Tras el intento de golpe en EE UU, el trumpismo español emprendía rápidas maniobras de distracción. Siguiendo al pie de la letra el manual desestabilizador de Donald Trump, según el cual los hechos, como la inteligencia de los ciudadanos, son despreciables, los partidos y medios de comunicación nacionales que se han pasado un año calificando al gobierno de «ilegítimo» comparaban el asalto al Capitolio con las protestas pacíficas en torno al Congreso a las que hace años se sumó Podemos, y se descolgaban con editoriales edificantes y jeremiadas sobre la fragilidad de la democracia, el valor de las instituciones y la necesidad de preservarlas del «populismo».

Solo un idiota, un trumpista o un reaccionario español puede afirmar que es lo mismo rodear simbólicamente el Congreso (iniciativa cuestionable, pero no ilícita) que asaltarlo violentamente para subvertir la legalidad, como solo un idiota creería que en España los partidos ultras y sus facciones mediáticas son ejemplos de lealtad institucional o de integridad periodística.

Si algo caracteriza al trumpismo es la desfachatez, la indigencia intelectual, la temeridad, la corrupción del lenguaje, el desprecio hacia las instituciones y los adversarios políticos. Ilegítimo, inmoral, comunista, son epítetos que Casado y Abascal han lanzado incesantemente durante doce meses contra Sánchez y el gobierno de coalición.

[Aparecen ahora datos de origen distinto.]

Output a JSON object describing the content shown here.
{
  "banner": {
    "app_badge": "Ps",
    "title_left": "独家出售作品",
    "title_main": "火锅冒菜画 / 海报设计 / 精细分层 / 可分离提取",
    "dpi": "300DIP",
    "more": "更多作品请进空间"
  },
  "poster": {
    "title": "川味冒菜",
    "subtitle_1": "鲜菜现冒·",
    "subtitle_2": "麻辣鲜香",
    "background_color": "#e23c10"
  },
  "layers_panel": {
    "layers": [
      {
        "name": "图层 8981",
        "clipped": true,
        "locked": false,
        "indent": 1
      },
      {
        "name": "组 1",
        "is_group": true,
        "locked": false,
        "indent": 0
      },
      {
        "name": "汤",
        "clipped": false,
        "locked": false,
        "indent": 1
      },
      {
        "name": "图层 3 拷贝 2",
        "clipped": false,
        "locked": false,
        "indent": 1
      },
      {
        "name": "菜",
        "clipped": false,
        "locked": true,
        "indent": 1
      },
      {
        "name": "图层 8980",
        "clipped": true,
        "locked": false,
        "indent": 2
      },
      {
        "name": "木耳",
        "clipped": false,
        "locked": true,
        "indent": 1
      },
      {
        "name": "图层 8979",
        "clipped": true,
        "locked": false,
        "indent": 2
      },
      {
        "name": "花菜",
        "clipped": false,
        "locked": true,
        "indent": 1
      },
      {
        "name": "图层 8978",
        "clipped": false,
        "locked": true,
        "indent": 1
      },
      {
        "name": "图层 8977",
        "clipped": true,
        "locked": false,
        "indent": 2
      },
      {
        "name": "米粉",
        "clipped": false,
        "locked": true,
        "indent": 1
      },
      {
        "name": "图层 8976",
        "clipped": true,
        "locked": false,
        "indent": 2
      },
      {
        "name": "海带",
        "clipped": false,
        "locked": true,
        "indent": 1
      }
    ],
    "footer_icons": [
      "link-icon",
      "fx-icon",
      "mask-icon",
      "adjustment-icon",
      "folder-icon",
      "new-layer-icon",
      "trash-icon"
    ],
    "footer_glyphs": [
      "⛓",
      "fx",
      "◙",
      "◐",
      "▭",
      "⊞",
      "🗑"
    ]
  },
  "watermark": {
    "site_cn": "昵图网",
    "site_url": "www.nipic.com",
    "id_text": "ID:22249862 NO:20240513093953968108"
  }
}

El estado «salvaje» de la vida pública española, como la calificaba recientemente Enric Juliana, no es casual, sino un escenario creado deliberadamente por las huestes ultramontanas nacionales que mantienen con respecto a las instituciones democráticas posiciones que suscribiría el golpista norteamericano. Ni siquiera una pandemia de alcance mundial sirvió para que el líder del principal partido de la oposición tomase conciencia de la gravedad de la crisis sanitaria, de la importancia del momento histórico y moderase su frenético estilo parlamentario, no muy distinto de las insultantes formas de Trump y las arengas neofascistas de Vox. Ese ha sido el nivel dialéctico mantenido por el principal partido de la oposición, el del viaje al centro, el que se presenta como alternativa de gobierno. A estas aturas, el populismo de Podemos ha sido ampliamente superado por el de las derechas nacionales.

Pero todo esto, triste y sobradamente conocido, es el reflejo doméstico de un problema de más largo alcance: la profunda crisis de las democracias liberales, ya señalada en 2018 por autores como Yascha Mounk en su ensayo El pueblo contra la democracia, uno de los más lúcidos pronósticos de lo que ocurrió el miércoles en el Capitolio, un episodio que no es -decía el autor germano-estadounidense esta misma semana– sino el principio de una larga guerra entre la democracia y el populismo que no ha hecho más que empezar. En su libro Mounk recoge una serie de datos que explican la amenaza de quiebra democrática en EE UU confirmada ahora no solo por los acontecimientos del Capitolio sino más alarmantemente por las encuestas que señalan que un 45% de votantes republicanos los aprueba o no los condena. Advertía Yascha Mounk hace un par de años de que «el declinante apego a la democracia está haciendo también que los estadounidenses estén más abiertos a alternativas autoritarias. En 1995 solo uno de cada dieciséis creía que los regímenes militares son un buen sistema de gobierno: hoy es ya uno de cada seis». Probablemente sean más. Pero la peor noticia es que para Mounk el «trumpismo» lejos de ser solo un fenómeno norteamericano ligado a un caso particular o una desgraciada contingencia histórica se inscribe en un contexto más amplio y conocido, «el de los populistas de extrema derecha que se han estado fortaleciendo en todas las grandes democracias», lo que los convierte «a todos ellos en un peligro para sus respectivos sistemas políticos de un modo sorprendentemente similar en todos los casos».

Por las especiales características de la española democracia y el formidable lastre de no haber contado nunca con una derecha liberal, esos elementos comunes han despuntado a lo largo de la pandemia con especial virulencia acompañados de la tradicional morralla patriotera: desde el obstruccionismo parlamentario consumado en nombre de la moral por el partido más corrupto de Europa hasta el militarismo nostálgico más cutre de Occidente, que incluso en la jubilación se cree llamado a velar armas por el ser y la unidad de España.

Ahora, contra toda evidencia, los compañeros de viaje del trumpismo pretenden convencernos de que el peligro para la estabilidad democrática no son ellos sino Podemos, y por extensión el gobierno del que forma parte. Hay que ser realmente estúpido para creerles, pero parece que más que el género tonto, lo que abunda a este lado de Europa es la vileza.